MUTA cambia y perdura. No es una contradicción, es su esencia y la realidad. Cambia la carta, la disposición del mobiliario en función del servicio, pero mantiene inalterable su atractiva oferta y delicioso producto. Tampoco cambia la clientela, que repite, lo descubre y lo llena día sí y día también.

Algunos dirán que llegamos tarde y que todo el mundo ya conoce MUTA. Somos periodistas y conocemos el valor de la actualidad, pero cuando tratamos sobre algo tan sutil, que se actualiza y precisa altas dosis de cariño como la cocina, nos negamos a que la última apertura marque nuestra agenda. No creemos en dicha tiranía informativa y sí en buscar, probar y recomendar los restaurantes, bares, tiendas y otras direcciones por todo su valor. No porque sean los últimos en llegar.

Esos mismos dirán que nosotros hablando sobre MUTA cuando ya ha abierto sus puertas Academia del Despiece, en el número 13 de Ponzano. Y nosotros nos preguntamos: ¿Porque exista un establecimiento más reciente vamos a dejar de disfrutar del anterior, MUTA, que tanto nos gustó? No, incluso volveremos al primero de todos, no nos olvidemos (nunca) de Sala de Despiece, en el número 11 de la citada arteria de Chamberí. Los tres, como casi todo el mundo sabe, son obra del carismático Javier Bonet.

Cocinero y creador de conceptos ultra modernos, hacia él sentimos gran admiración, como dijimos en este medio. Por lo que hace y cómo lo hace, y porque consigue dejar al respetable con la boca abierta. Sucede inevitablemente después de degustar, eso sí, con sumo placer y a dos carrillos, sus ricas recetas.

MUTA brilla por la no sofisticación. Y he ahí su mayor encanto. Es un local pequeño, amueblado con cajas de madera. Se mueven, abren o cierran en función de las necesidades del servicio. Ésa es la esencia de este nuevo negocio: su naturaleza cambiante desde el desayuno y hasta la cena.
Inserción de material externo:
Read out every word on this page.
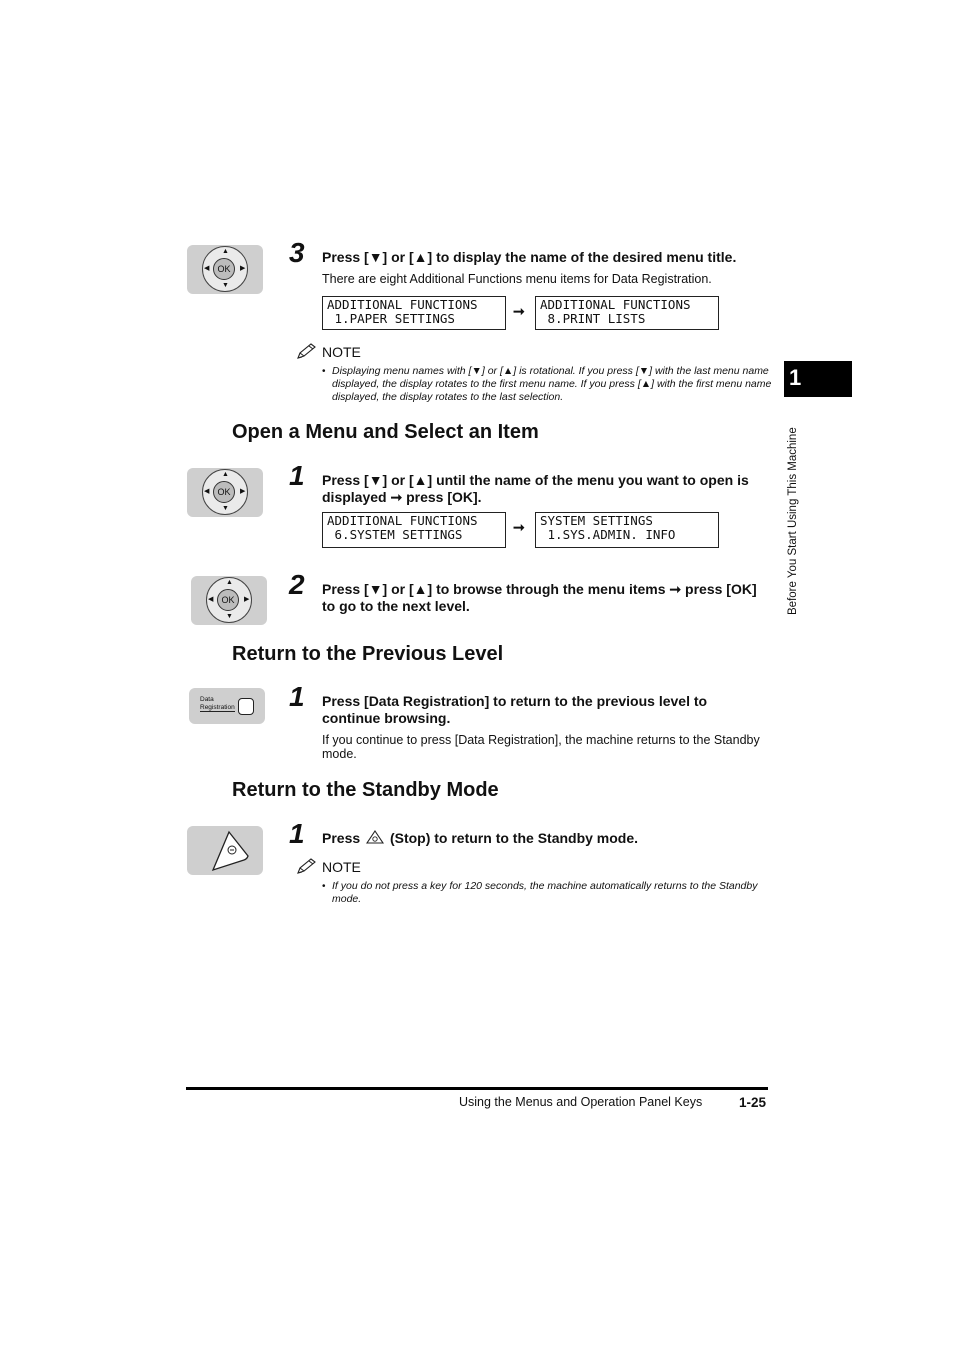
OK
▲
▼
◀	▶
3 Press [▼] or [▲] to display the name of the desired menu title.
There are eight Additional Functions menu items for Data Registration.
ADDITIONAL FUNCTIONS
1.PAPER SETTINGS	➞	ADDITIONAL FUNCTIONS
8.PRINT LISTS
NOTE
• Displaying menu names with [▼] or [▲] is rotational. If you press [▼] with the last menu name displayed, the display rotates to the first menu name. If you press [▲] with the first menu name displayed, the display rotates to the last selection.
Open a Menu and Select an Item
OK
▲
▼
◀	▶
1 Press [▼] or [▲] until the name of the menu you want to open is displayed ➞ press [OK].
ADDITIONAL FUNCTIONS
6.SYSTEM SETTINGS	➞	SYSTEM SETTINGS
1.SYS.ADMIN. INFO
OK
▲
▼
◀	▶ 2 Press [▼] or [▲] to browse through the menu items ➞ press [OK] to go to the next level.
Return to the Previous Level
Data
Registration 1 Press [Data Registration] to return to the previous level to continue browsing.
If you continue to press [Data Registration], the machine returns to the Standby mode.
Return to the Standby Mode
1 Press (Stop) to return to the Standby mode.
NOTE
• If you do not press a key for 120 seconds, the machine automatically returns to the Standby mode.
1
Before You Start Using This Machine
Using the Menus and Operation Panel Keys	1-25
Es moderno (por lo que tiene de original) y como los bares, tabernas o casas de comidas de antes, se come de maravilla. El mantel de cuadros de papel se mancha (sí o sí) con el aceite de las piparras y las patatas fritas, se llena de migas de ese pan, ¡ay, el pan!. Detrás de una caña va otra porque uno se contagia de alegría ante tanto movimiento y delicioso alboroto.

Es una oda más al producto. Sí, hacia la materia prima por la que Bonet profesa amor y respeto. Se come tortilla de patata (como la riojana, con el picantito), changurro, pulpo a la gallega, buenas verduras navarras… Sea el platillo que sea conquista por la intervención justa. Son recetas de siempre, de las que tanto gustan. Eso que nunca dejó de ser moderno, pero que ahora vuelve con más fuerza que nunca; eso que los periodistas y nuestras etiquetas consideramos como ‘lo último de lo último’.

MUTA es divertido, relajado, delicioso e inesperado. Es pura originalidad que no podía salir de otra mente que no fuera la del señor Bonet. Ante él y sus platos, ante su equipo que ejecuta con amabilidad, nos quitamos de nuevo el sombrero. Y pedimos otro de sus espectaculares café. Sí, porque eso también lo cuida.